In Experiment 2, the whole video was frozen while the Frisbee was in mid-air and rewound until the Frisbee had reached the previous player again. We analyzed 14 catching events in Experiment 2: four of these interest periods included the rewinding of a throwing event (resembling a catching event).The remaining ten interest periods included the normal catching events (the same ones as in Experiment 1). Additionally, we analyzed five longer interest periods: the first two and last two freeze-rewind sequences and the periods before, in between, and after them.

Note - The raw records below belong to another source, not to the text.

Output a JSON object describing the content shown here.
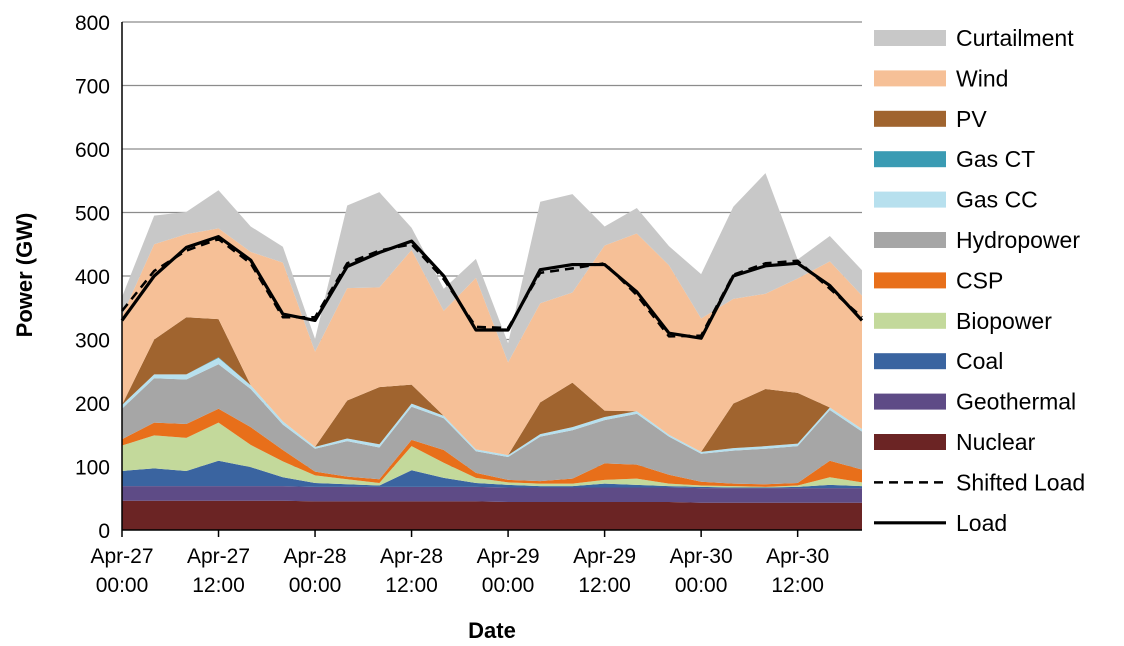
{
  "chart_data": {
    "type": "area",
    "title": "",
    "xlabel": "Date",
    "ylabel": "Power (GW)",
    "ylim": [
      0,
      800
    ],
    "xlim": [
      "2050-04-27 00:00",
      "2050-04-30 20:00"
    ],
    "grid": "horizontal",
    "legend_position": "right",
    "y_ticks": [
      "0",
      "100",
      "200",
      "300",
      "400",
      "500",
      "600",
      "700",
      "800"
    ],
    "x_ticks": [
      {
        "line1": "Apr-27",
        "line2": "00:00"
      },
      {
        "line1": "Apr-27",
        "line2": "12:00"
      },
      {
        "line1": "Apr-28",
        "line2": "00:00"
      },
      {
        "line1": "Apr-28",
        "line2": "12:00"
      },
      {
        "line1": "Apr-29",
        "line2": "00:00"
      },
      {
        "line1": "Apr-29",
        "line2": "12:00"
      },
      {
        "line1": "Apr-30",
        "line2": "00:00"
      },
      {
        "line1": "Apr-30",
        "line2": "12:00"
      }
    ],
    "x": [
      "Apr-27 00:00",
      "Apr-27 04:00",
      "Apr-27 08:00",
      "Apr-27 12:00",
      "Apr-27 16:00",
      "Apr-27 20:00",
      "Apr-28 00:00",
      "Apr-28 04:00",
      "Apr-28 08:00",
      "Apr-28 12:00",
      "Apr-28 16:00",
      "Apr-28 20:00",
      "Apr-29 00:00",
      "Apr-29 04:00",
      "Apr-29 08:00",
      "Apr-29 12:00",
      "Apr-29 16:00",
      "Apr-29 20:00",
      "Apr-30 00:00",
      "Apr-30 04:00",
      "Apr-30 08:00",
      "Apr-30 12:00",
      "Apr-30 16:00",
      "Apr-30 20:00"
    ],
    "series": [
      {
        "name": "Nuclear",
        "color": "#6b2424",
        "values": [
          46,
          46,
          46,
          46,
          46,
          46,
          45,
          45,
          45,
          45,
          45,
          45,
          44,
          44,
          44,
          44,
          44,
          44,
          43,
          43,
          43,
          43,
          43,
          43
        ]
      },
      {
        "name": "Geothermal",
        "color": "#5e4b86",
        "values": [
          23,
          23,
          23,
          23,
          23,
          23,
          23,
          23,
          23,
          23,
          23,
          23,
          23,
          23,
          23,
          23,
          23,
          23,
          23,
          23,
          23,
          23,
          23,
          23
        ]
      },
      {
        "name": "Coal",
        "color": "#3a64a0",
        "values": [
          24,
          28,
          24,
          40,
          30,
          14,
          6,
          4,
          2,
          26,
          14,
          6,
          4,
          2,
          2,
          6,
          4,
          2,
          2,
          1,
          1,
          2,
          5,
          3
        ]
      },
      {
        "name": "Biopower",
        "color": "#c3d99b",
        "values": [
          40,
          52,
          52,
          60,
          35,
          25,
          12,
          8,
          4,
          38,
          24,
          8,
          4,
          4,
          4,
          6,
          10,
          4,
          2,
          2,
          1,
          2,
          12,
          6
        ]
      },
      {
        "name": "CSP",
        "color": "#e86f1a",
        "values": [
          10,
          20,
          22,
          22,
          28,
          18,
          6,
          4,
          6,
          10,
          20,
          8,
          4,
          4,
          8,
          26,
          22,
          14,
          6,
          4,
          4,
          4,
          26,
          20
        ]
      },
      {
        "name": "Hydropower",
        "color": "#a6a6a6",
        "values": [
          48,
          70,
          70,
          70,
          60,
          40,
          36,
          56,
          50,
          52,
          50,
          34,
          36,
          70,
          76,
          68,
          80,
          60,
          44,
          52,
          56,
          58,
          80,
          60
        ]
      },
      {
        "name": "Gas CC",
        "color": "#b7e0ee",
        "values": [
          6,
          6,
          8,
          10,
          6,
          5,
          3,
          4,
          5,
          5,
          4,
          3,
          3,
          4,
          5,
          5,
          4,
          3,
          3,
          4,
          4,
          4,
          4,
          4
        ]
      },
      {
        "name": "Gas CT",
        "color": "#3a9bb3",
        "values": [
          0,
          0,
          0,
          1,
          0,
          0,
          0,
          0,
          0,
          0,
          0,
          0,
          0,
          0,
          0,
          0,
          0,
          0,
          0,
          0,
          0,
          0,
          0,
          0
        ]
      },
      {
        "name": "PV",
        "color": "#a0642f",
        "values": [
          0,
          55,
          90,
          60,
          0,
          0,
          0,
          60,
          90,
          30,
          0,
          0,
          0,
          50,
          70,
          10,
          0,
          0,
          0,
          70,
          90,
          80,
          0,
          0
        ]
      },
      {
        "name": "Wind",
        "color": "#f6c097",
        "values": [
          140,
          150,
          131,
          143,
          210,
          250,
          150,
          177,
          157,
          212,
          165,
          270,
          146,
          156,
          142,
          260,
          280,
          267,
          210,
          165,
          150,
          180,
          230,
          210
        ]
      },
      {
        "name": "Curtailment",
        "color": "#c8c8c8",
        "values": [
          30,
          45,
          35,
          60,
          40,
          25,
          20,
          130,
          150,
          35,
          35,
          30,
          30,
          160,
          155,
          30,
          40,
          30,
          70,
          145,
          190,
          30,
          40,
          40
        ]
      }
    ],
    "lines": [
      {
        "name": "Shifted Load",
        "style": "dashed",
        "values": [
          345,
          408,
          440,
          458,
          420,
          335,
          335,
          420,
          440,
          450,
          395,
          320,
          318,
          405,
          412,
          420,
          370,
          305,
          306,
          402,
          420,
          424,
          380,
          335
        ]
      },
      {
        "name": "Load",
        "style": "solid",
        "values": [
          330,
          400,
          445,
          462,
          425,
          340,
          330,
          415,
          437,
          455,
          400,
          315,
          315,
          410,
          418,
          418,
          375,
          310,
          302,
          400,
          416,
          420,
          385,
          330
        ]
      }
    ],
    "legend": [
      "Curtailment",
      "Wind",
      "PV",
      "Gas CT",
      "Gas CC",
      "Hydropower",
      "CSP",
      "Biopower",
      "Coal",
      "Geothermal",
      "Nuclear",
      "Shifted Load",
      "Load"
    ]
  }
}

As response variable, we analyzed the first time the dogs looked at the catcher within each interest period (if they looked at the catcher). For the predictive looking analysis, we excluded the first throw because some dogs tended to look back and forth between the players irrespective of the Frisbee movements at the beginning of the video (see Supplementary Fig. S1). The analysis is based on the observations in which the dogs looked at the catcher in a given interest period (Experiment 1: N = 61 out of 99 catching events; Experiment 2: N = 72 out of 117 catching events). Additionally, we excluded observations in which the dogs had not looked away from the catcher before the current interest period (Experiment 1: N = 1; Experiment 2: N = 3). We fitted linear mixed models (LMM) in R using the function lmer of the package lme454. In Experiment 1 (LMM 01), we included the predictor variables throw number (2–10) and the catcher movement condition (moving, frozen). In Experiment 2, we fitted two models. In LMM 02, we included the predictor variables throw number (2–14) and the Frisbee movement condition (rewind, forward). In LMM 03, we included the predictor variables interest period number (within condition; 1–3) and the Frisbee movement condition (rewind, forward). In all LMMs, we included subject ID as a random effect and all random slope components except for the correlation parameters among random intercepts and random slopes terms55,56. Prior to fitting the models, we z-transformed the covariates throw number or interest period number (to a mean of zero and a standard deviation of one). We determined variance inflation factors57 for standard linear models excluding the random effects using the R package car. Collinearity was no issue (maximal Variance inflation factor: LMM 01 and 02: 1.00; LMM 03: 1.15). We found no obvious violations of the assumptions of normality and homogeneity of the residuals. We assessed model stability by comparing the estimates derived from the model based on all data with those obtained from models with individual subjects (i.e., the levels of the random effects) excluded one at a time. The models were stable with regard to the fixed effects.